Over the past two years, drone solutions provider AgEagle acquired the camera and sensor company Micasense, the fixed-wing drone company senseFly, and the drone software firm Measure. According to AgEagle CEO Barrett Mooney, the acquisitions were designed to merge “centers of excellence to produce a better, more refined product across the industry.”
At Commercial UAV Expo 2022, Mooney sat down with Commercial UAV News for a wide-ranging discussion of his company’s recent activities, as well as the current state of the UAV industry. Mooney, who took part in the Expo’s “Drone Visionaries” panel, addressed his company’s business strategy, collaboration and cooperation in the drone industry, and what’s next for the UAV space.
Commercial UAV News: AgEagle has acquired three companies over the past two years. Tell us how those decisions fit into your overall business strategy.
Mooney: We acquired Micasense, the camera and sensor brand, we acquired senseFly, the fixed wing drone company, and we also acquired Measure, which makes ground control software for controlling flights. The key for us was to diversify the company so that we have an opportunity to collaborate as much as possible with the industry as a whole. Most of our sensors get flown on other people's drones, and to be fair, we're really happy about that. Also, our software primarily supports other people's drones, but it also supports ours. So, the purpose of these acquisitions is to build tools that will expand the scope of the industry and the market for UAVs in general. We've kind of taken up that mantle, and our big push at Commercial UAV Expo was to showcase people from our four different companies under the AgEagle banner and show that we're merging this into one company. We want to be very clear that we're not a holding company, and it's not like we're private equity. We own these sub brands because the brand names have cachet that reflects the quality of the products. Overall, AgEagle is merging these centers of excellence to produce a better, more refined product across the industry.

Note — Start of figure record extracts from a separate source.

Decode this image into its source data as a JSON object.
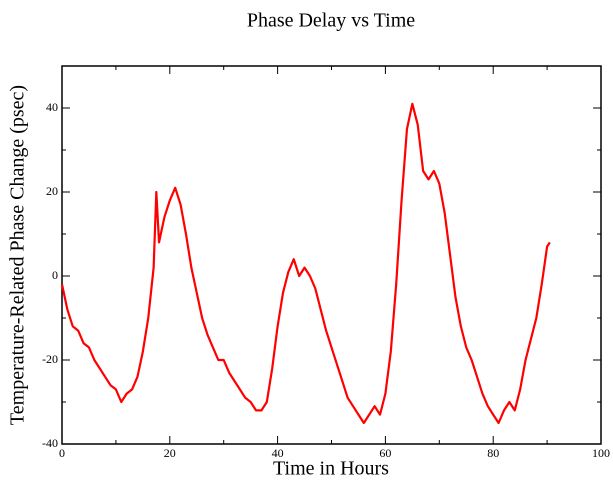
{
  "chart_data": {
    "type": "line",
    "title": "Phase Delay vs Time",
    "xlabel": "Time in Hours",
    "ylabel": "Temperature-Related Phase Change (psec)",
    "series": [
      {
        "name": "Phase Delay",
        "color": "#ff0000",
        "x": [
          0,
          1,
          2,
          3,
          4,
          5,
          6,
          7,
          8,
          9,
          10,
          11,
          12,
          13,
          14,
          15,
          16,
          17,
          17.5,
          18,
          19,
          20,
          21,
          22,
          23,
          24,
          25,
          26,
          27,
          28,
          29,
          30,
          31,
          32,
          33,
          34,
          35,
          36,
          37,
          38,
          39,
          40,
          41,
          42,
          43,
          44,
          45,
          46,
          47,
          48,
          49,
          50,
          51,
          52,
          53,
          54,
          55,
          56,
          57,
          58,
          59,
          60,
          61,
          62,
          63,
          64,
          65,
          66,
          67,
          68,
          69,
          70,
          71,
          72,
          73,
          74,
          75,
          76,
          77,
          78,
          79,
          80,
          81,
          82,
          83,
          84,
          85,
          86,
          87,
          88,
          89,
          90,
          90.5
        ],
        "values": [
          -2,
          -8,
          -12,
          -13,
          -16,
          -17,
          -20,
          -22,
          -24,
          -26,
          -27,
          -30,
          -28,
          -27,
          -24,
          -18,
          -10,
          2,
          20,
          8,
          14,
          18,
          21,
          17,
          10,
          2,
          -4,
          -10,
          -14,
          -17,
          -20,
          -20,
          -23,
          -25,
          -27,
          -29,
          -30,
          -32,
          -32,
          -30,
          -22,
          -12,
          -4,
          1,
          4,
          0,
          2,
          0,
          -3,
          -8,
          -13,
          -17,
          -21,
          -25,
          -29,
          -31,
          -33,
          -35,
          -33,
          -31,
          -33,
          -28,
          -18,
          -2,
          18,
          35,
          41,
          36,
          25,
          23,
          25,
          22,
          15,
          5,
          -5,
          -12,
          -17,
          -20,
          -24,
          -28,
          -31,
          -33,
          -35,
          -32,
          -30,
          -32,
          -27,
          -20,
          -15,
          -10,
          -2,
          7,
          8
        ]
      }
    ],
    "xlim": [
      0,
      100
    ],
    "ylim": [
      -40,
      50
    ],
    "xticks": [
      0,
      20,
      40,
      60,
      80,
      100
    ],
    "yticks": [
      -40,
      -20,
      0,
      20,
      40
    ]
  }
}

Commercial UAV News: How will this merging of companies help you better serve your customers?
Mooney: We want to make sure that if you buy a drone, that you're going to get a software that allows you to fly that drone and process that imagery or data that's coming off that drone and make use of it. Being diversified like this allows us to have a deeper conversation with a customer. I mean, we collaborate with other companies, and we think that's great because the customer needs options. That works for us because we get to create more opportunity in the industry, and that's what we're really after.
Commercial UAV News: You were part of the “Drone Visionaries: Getting Drones to Work Today” panel at Commercial UAV Expo. Can you talk about some of the major themes that came out of that panel?
Mooney: Finding ways to collaborate was one of the themes of the visionary panel. We talked about breaking down barriers in technology and also about the regulatory issues that we still have in the industry and how addressing these issues can help us move the forward. At the end of the day, we can collaborate to get the customers what they want because that rising tide will raise all boats, and we will then emerge as a much more robust industry.
Commercial UAV News: Collaboration is obviously important, but this is also a competitive industry. How do you reconcile the need to work together with the need to be profitable?
Mooney: I think a lot of our customers consider this to be a “consumer electronics” industry, but, for the most part, we build professional tools. Changing that customer perception is important to everyone in the industry. So, for us, collaboration is necessary because it’s really about “how do we make the pie bigger?” rather than just trying to increase our slice of it.